Masih ketika negaranya belum kembali solid berdiri setelah rentetan revolusi, berkobar lah Perang Iran-Irak. Kedua bangsa yang sudah lama tak akur sejak zaman Mesopotamia-Persia ini akhirnya saling mengangkat senjata setelah Saddam Hussein khawatir revolusi syiah menyebar di negerinya dan ditambah sengketa perbatasan yang belum pernah disepakati.
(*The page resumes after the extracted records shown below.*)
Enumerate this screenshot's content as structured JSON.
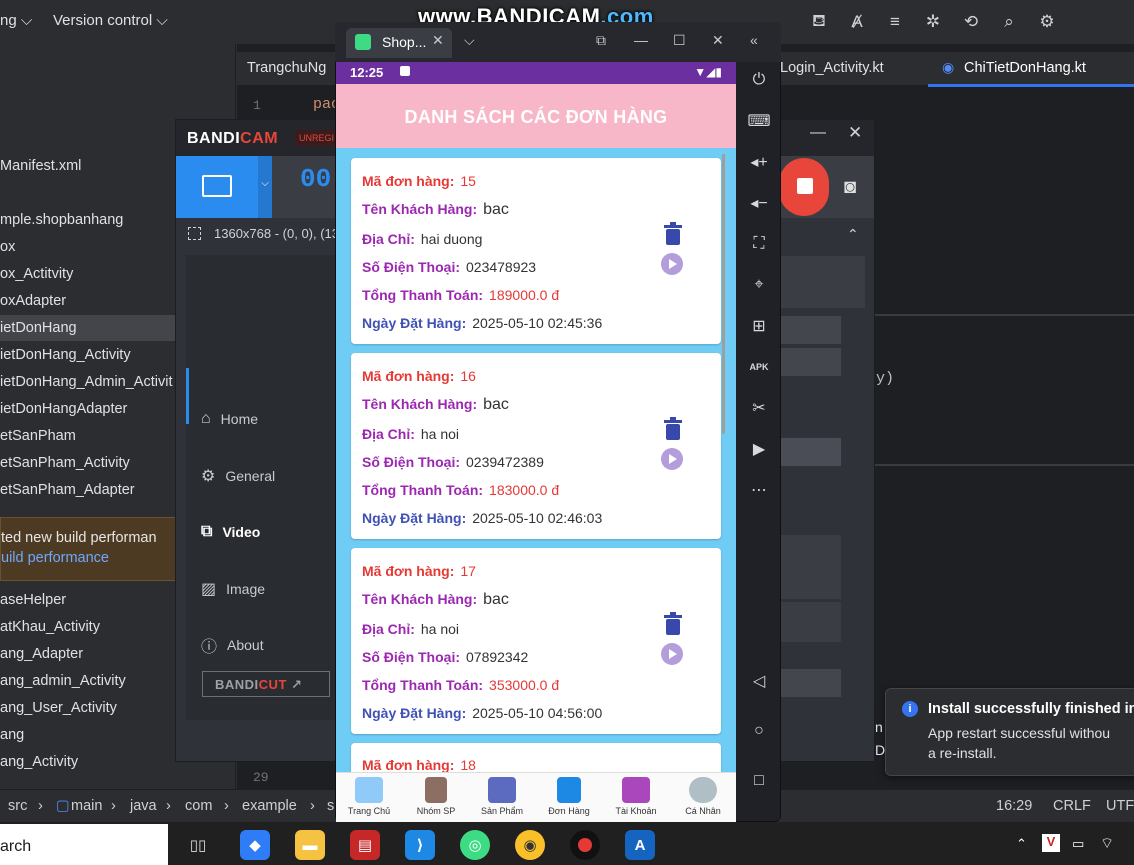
{
  "ide": {
    "menus": [
      "ng ⌵",
      "Version control ⌵"
    ],
    "project_items": [
      "Manifest.xml",
      "mple.shopbanhang",
      "ox",
      "ox_Actitvity",
      "oxAdapter",
      "ietDonHang",
      "ietDonHang_Activity",
      "ietDonHang_Admin_Activit",
      "ietDonHangAdapter",
      "etSanPham",
      "etSanPham_Activity",
      "etSanPham_Adapter",
      "aseHelper",
      "atKhau_Activity",
      "ang_Adapter",
      "ang_admin_Activity",
      "ang_User_Activity",
      "ang",
      "ang_Activity"
    ],
    "tabs": [
      "TrangchuNg",
      "Login_Activity.kt",
      "ChiTietDonHang.kt"
    ],
    "code_line_1_num": "1",
    "code_line_1": "pac",
    "code_line_29_num": "29",
    "code_fragment": "y)",
    "build_popup": {
      "line1": "ted new build performan",
      "line2": "uild performance"
    },
    "breadcrumbs": [
      "src",
      "main",
      "java",
      "com",
      "example",
      "s"
    ],
    "status_right": [
      "16:29",
      "CRLF",
      "UTF"
    ],
    "toast": {
      "title": "Install successfully finished in",
      "body1": "App restart successful withou",
      "body2": "a re-install.",
      "edge_char1": "n",
      "edge_char2": "D"
    }
  },
  "watermark": {
    "prefix": "www.",
    "name": "BANDICAM",
    "suffix": ".com"
  },
  "bandicam": {
    "logo_a": "BANDI",
    "logo_b": "CAM",
    "unreg": "UNREGI",
    "timer": "00",
    "resolution": "1360x768 - (0, 0), (13",
    "nav": [
      "Home",
      "General",
      "Video",
      "Image",
      "About"
    ],
    "bandicut_a": "BANDI",
    "bandicut_b": "CUT"
  },
  "emulator": {
    "tab_label": "Shop...",
    "status_time": "12:25",
    "header_title": "DANH SÁCH CÁC ĐƠN HÀNG",
    "labels": {
      "order_id": "Mã đơn hàng:",
      "customer": "Tên Khách Hàng:",
      "address": "Địa Chỉ:",
      "phone": "Số Điện Thoại:",
      "total": "Tổng Thanh Toán:",
      "date": "Ngày Đặt Hàng:"
    },
    "orders": [
      {
        "id": "15",
        "customer": "bac",
        "address": "hai duong",
        "phone": "023478923",
        "total": "189000.0  đ",
        "date": "2025-05-10 02:45:36"
      },
      {
        "id": "16",
        "customer": "bac",
        "address": "ha noi",
        "phone": "0239472389",
        "total": "183000.0  đ",
        "date": "2025-05-10 02:46:03"
      },
      {
        "id": "17",
        "customer": "bac",
        "address": "ha noi",
        "phone": "07892342",
        "total": "353000.0  đ",
        "date": "2025-05-10 04:56:00"
      },
      {
        "id": "18"
      }
    ],
    "bottom_nav": [
      "Trang Chủ",
      "Nhóm SP",
      "Sản Phẩm",
      "Đơn Hàng",
      "Tài Khoản",
      "Cá Nhân"
    ]
  },
  "taskbar": {
    "search": "arch"
  },
  "colors": {
    "accent_blue": "#2b8cf0",
    "record_red": "#e8463a",
    "header_pink": "#f7b7c8",
    "list_bg": "#6fcdf5"
  }
}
Marji dengan apik menggambarkan bagaimana jet-jet tempur Irak bebas bermanuver di kota dan mengakhirinya dengan membombardir Teheran. Meskipun ayahnya tak pernah setuju dengan golongan islamis yang sedang berkuasa, nyatanya mereka sekeluarga kompak menggerutuh ke Irak disertai cerita serangan balasan Iran ke Baghdad. Meski sempat merayakan serangan balasan, mereka kemudian hening mengetahui separuh skuadron penyerang tak kembali, termasuk ayah temannya yang baru dibebaskan dari penjara dan langsung mempiloti salah satu jet tempur itu.
Meski dilanda konflik antar negara dan keadaan dalam negeri yang masih tak menentu, Marji masih mampu menikmati masa reamajanya. Ia menggemari Iron Maiden, memakai jaket jeans, sepatu Nike 1983, dan tak lupa memasang poster-poster di kamarnya. Barang-barang yang secara khusus ia inginkan ketika kedua orang tuanya berlibur ke Turki.
Keadaan tak pernah menjadi lebih baik lagi bagi keluarga Marji. Rezim baru memutuskan penutupan segala perguruan tinggi ala barat. Melarang permainan kartu, minum anggur, dan bahkan catur. Petugas-petugas penegak 'hukum' semakin banyak dan begitu pula dengan sirine peringatan bom.
Keluarganya bukan lah golongan rendah di masa itu, bahkan dari jalur ibunya dia mendapat darah keturunan Dinasti Qajar, dinasti penguasa Iran sebelum Pahlevi. Melalui Persepolis ia memotret bagaimana para golongan menengah ini masih tetap berpesta dan menyuling anggur sendiri demi menghindari stres di tengah revolusi.